El atrevimiento de Jesús

(Juan 14, 1-12) Un día me dijo un amigo que presumía de no ser creyente, a pesar de que había tenido una relación de amistad profunda con otro sacerdote, con Diamantino García: “Vosotros los cristianos, yo creo que os centráis demasiado en Jesús; hay muchas otras personas a las que admirar y que pueden servirnos de inspiración. ¿A qué tanta insistencia en Jesús de Nazaret?”

Y parte de razón tenía. Los cristianos tenemos como centro de nuestra vida y de nuestra experiencia religiosa una persona, que vivió en un momento de la historia y en un pequeño país del mundo. Es sorprendente. Más sorprendente aún es que esa persona dijera a sus discípulos: “Yo soy el camino, la verdad y la vida; quien me ve a mí, ve al Padre que está en los cielos.” No me digan ustedes que no es un atrevimiento inusitado. Y, sin embargo, a lo largo de dos mil años de historia, innumerables personas, desde labriegos iletrados hasta eximios intelectuales, desde revolucionarios políticos hasta ascetas y místicos, han encontrado plenitud y esperanza para su vida en la Vida de Jesucristo.

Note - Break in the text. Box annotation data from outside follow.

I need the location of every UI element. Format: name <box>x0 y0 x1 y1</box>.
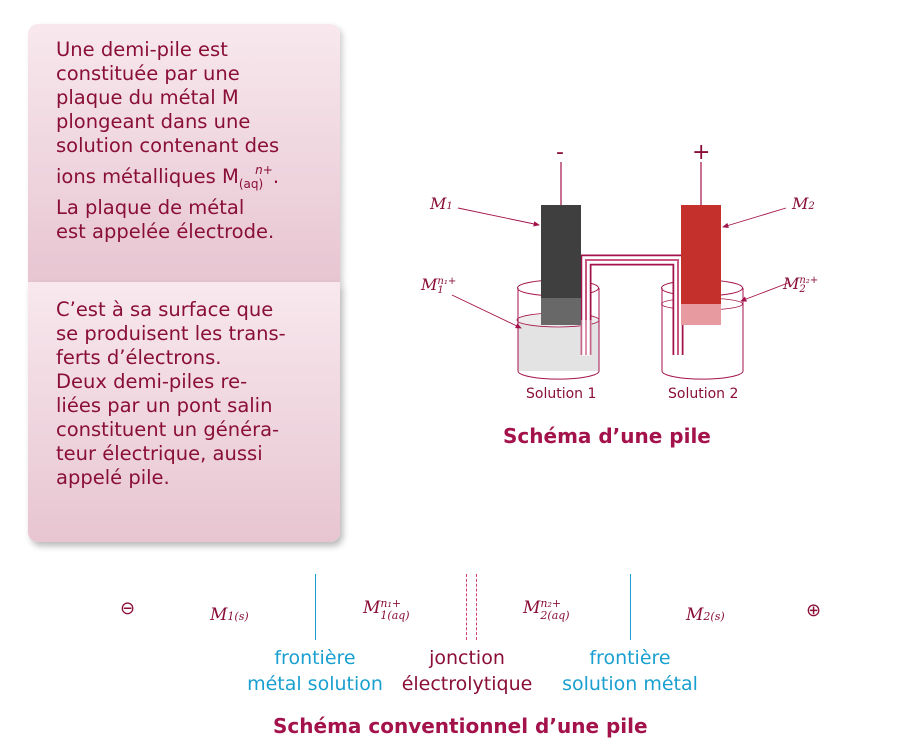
salt-bridge-outer <box>580 254 684 355</box>
junction-line-1-text: jonction <box>429 647 505 669</box>
electrode-1-immersed <box>541 298 581 325</box>
salt-bridge <box>580 254 684 356</box>
definition-ions-line: ions métalliques M(aq)n+. <box>56 158 324 196</box>
transfer-line-2: se produisent les trans- <box>56 322 286 345</box>
notation-m1: M1(s) <box>210 605 249 625</box>
plus-terminal-label: + <box>692 140 711 165</box>
transfer-line-3: ferts d’électrons. <box>56 346 222 369</box>
junction-label: jonction électrolytique <box>396 645 538 697</box>
beaker-2-wall <box>661 288 744 380</box>
frontier1-line-2: métal solution <box>247 673 383 695</box>
frontier2-line-2: solution métal <box>562 673 698 695</box>
ions-sub: (aq) <box>238 177 264 191</box>
negative-pole-symbol: ⊖ <box>120 598 136 619</box>
salt-bridge-gap <box>582 256 682 355</box>
conventional-caption: Schéma conventionnel d’une pile <box>273 714 648 738</box>
salt-bridge-immersed-left <box>580 320 592 356</box>
transfer-line-1: C’est à sa surface que <box>56 298 274 321</box>
frontier-line-1 <box>315 574 316 640</box>
positive-pole-symbol: ⊕ <box>806 600 822 621</box>
junction-line-left <box>466 574 467 640</box>
transfer-card: C’est à sa surface que se produisent les… <box>28 282 340 542</box>
arrow-ion1 <box>451 294 522 329</box>
transfer-line-6: constituent un généra- <box>56 418 280 441</box>
definition-line-1: Une demi-pile est <box>56 38 228 61</box>
arrow-m1 <box>457 207 540 227</box>
arrow-m2 <box>722 207 787 229</box>
minus-terminal-label: - <box>556 140 564 165</box>
electrode-2 <box>681 162 721 325</box>
cell-diagram <box>451 162 789 380</box>
junction-line-right <box>476 574 477 640</box>
frontier-line-2 <box>630 574 631 640</box>
electrode-2-immersed <box>681 304 721 325</box>
definition-line-5: solution contenant des <box>56 134 280 157</box>
label-m1: M1 <box>430 194 453 213</box>
transfer-line-8: appelé pile. <box>56 466 170 489</box>
definition-line-2: constituée par une <box>56 62 240 85</box>
ions-prefix: ions métalliques M <box>56 165 239 188</box>
ions-sup: n+ <box>255 163 273 177</box>
definition-card: Une demi-pile est constituée par une pla… <box>28 24 340 282</box>
definition-line-4: plongeant dans une <box>56 110 251 133</box>
transfer-line-5: liées par un pont salin <box>56 394 273 417</box>
beaker-1-wall <box>517 288 600 380</box>
transfer-line-7: teur électrique, aussi <box>56 442 263 465</box>
junction-line-2-text: électrolytique <box>401 673 533 695</box>
frontier-metal-solution-label: frontière métal solution <box>242 645 388 697</box>
solution-1-label: Solution 1 <box>526 386 597 402</box>
transfer-line-4: Deux demi-piles re- <box>56 370 248 393</box>
label-m2: M2 <box>792 194 815 213</box>
arrow-ion2 <box>740 282 789 302</box>
frontier2-line-1: frontière <box>589 647 671 669</box>
definition-line-8: est appelée électrode. <box>56 220 275 243</box>
notation-m2: M2(s) <box>686 605 725 625</box>
salt-bridge-inner <box>585 259 679 355</box>
solution-2-label: Solution 2 <box>668 386 739 402</box>
frontier1-line-1: frontière <box>274 647 356 669</box>
frontier-solution-metal-label: frontière solution métal <box>556 645 704 697</box>
definition-line-7: La plaque de métal <box>56 196 245 219</box>
ions-suffix: . <box>272 165 280 188</box>
cell-diagram-caption: Schéma d’une pile <box>503 424 711 448</box>
electrode-1 <box>541 162 581 325</box>
definition-line-3: plaque du métal M <box>56 86 239 109</box>
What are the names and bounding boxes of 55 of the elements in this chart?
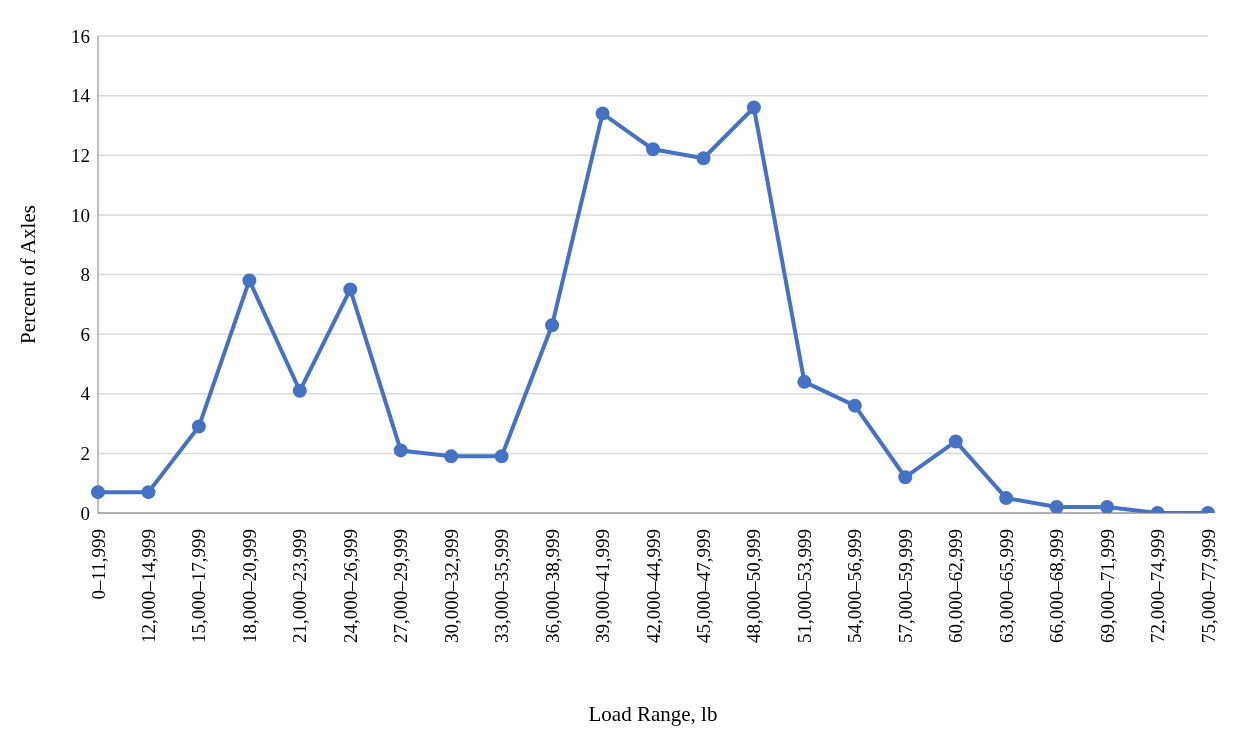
point: [292, 383, 307, 398]
x-tick-label: 36,000–38,999: [541, 529, 563, 643]
x-tick-label: 66,000–68,999: [1046, 529, 1068, 643]
x-tick-label: 21,000–23,999: [289, 529, 311, 643]
point: [141, 485, 156, 500]
point: [91, 485, 105, 500]
x-tick-label: 27,000–29,999: [390, 529, 412, 643]
y-tick-label: 10: [71, 204, 90, 226]
point: [545, 318, 560, 333]
x-tick-label: 45,000–47,999: [692, 529, 714, 643]
point: [393, 443, 408, 458]
point: [595, 106, 610, 121]
point: [444, 449, 459, 464]
y-tick-label: 0: [80, 502, 90, 524]
point: [746, 100, 761, 115]
point: [1049, 500, 1064, 513]
point: [646, 142, 660, 157]
point: [847, 398, 862, 413]
x-tick-label: 60,000–62,999: [945, 529, 967, 643]
x-tick-label: 57,000–59,999: [894, 529, 916, 643]
point: [343, 282, 358, 297]
point: [797, 374, 812, 389]
x-tick-label: 33,000–35,999: [491, 529, 513, 643]
x-tick-label: 0–11,999: [87, 529, 109, 600]
x-tick-label: 72,000–74,999: [1147, 529, 1169, 643]
x-tick-label: 42,000–44,999: [642, 529, 664, 643]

No llenan nuestro corazón los ideales abstractos con los que soñamos en la adolescencia; ni el amor con condiciones que podemos entregarnos unos a otros desde nuestra limitada libertad. Estamos hechos para acoger un amor que nos haga ir más allá, y vivir corporalmente trascendiéndonos. Ninguna “inmaterialidad de pensamiento” nos puede hacer feliz. Sólo el abrazo y la comunión, el beso y la compañía, la mirada comprensiva y la palabra que alienta, la broma amistosa y la declaración torpe del enamorado, ponen luz en nuestros ojos. Y eso sólo lo puede una persona, frágil, humana, fraterna, que comparta su pan y vino con nosotros.